Beğendiklerimi alıp,
parasını ödeyeceğim. 100 lira
uzattım kasaya. Kasiyer bayan
yüzüme baktı. "Kredi kartı ile ödeyemez misiniz?"
dedi. Anladım ki kasada para yok. Önce siftah verdim,
sonra kartımla ödeme yaptım...
Geri dönüşte,
Samsun'un en eski fırınlarından
birinden
tam buğday
ekmeği aldım. Fırıncı beni tanımıştı. "Cadde trafiğe kapandıktan sonra
işler çok düştü" dedi...
Gerçekten de doğruydu. Çünkü,
bu yüzden ben bile ekmeğimi
oradan almamaya başlamıştım...
Saat, 10.00 olmuştu. Telefoncular
ve dönercilerin dışında
dükkanlarda kimse yoktu...
Eski Şehit Ahmet Kaya
Polis Merkezi'ne doğru ilerliyorum...
Gelmişken; eşofman altı almak
için bir spor mağazasına
giriyorum. Ucuzluk var. İki tane eşofman
altı alıyorum. Mağazaya bakan gence,
"siftah yapıp yapmadığını" sordum.
Mahcup biçimde, boynunu büktü. "Yok abi" dedi. Kredi kartı yerine
nakit para verdim.

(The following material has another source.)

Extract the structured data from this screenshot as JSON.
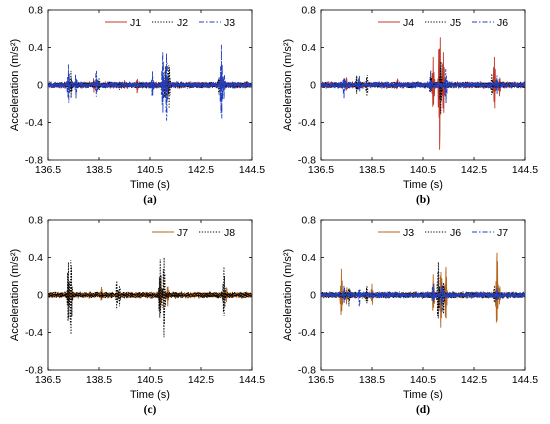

Gencin yaptığı duayı
anlatamam...
Çiftlik'te,
telefoncu, dönerci ve
bir de otoparkçıların durumu
diğerlerine göre daha iyi görünüyor...
Ülke ekonomisindeki
daralmanın
etkisini de biliyorum...
Aracımla gazeteye geçerken,
İstiklal Caddesi'nin (Çiftlik),
Lise Caddesi ile
Osmaniye Caddesi
arasında
trafiğe kapatılan
güzergahta,
hafif raylı sistem ya da
benzeri bir araçla
ulaşım sağlanırsa,
Samsun'un
simge yerlerinden
olan caddeye bir hareket gelir diye
düşündüm...
Hem de görüntü olarak
"şık" dururdu...
Bu öneriyle
çözümün
bir parçası olmak istedim,
hepsi bu...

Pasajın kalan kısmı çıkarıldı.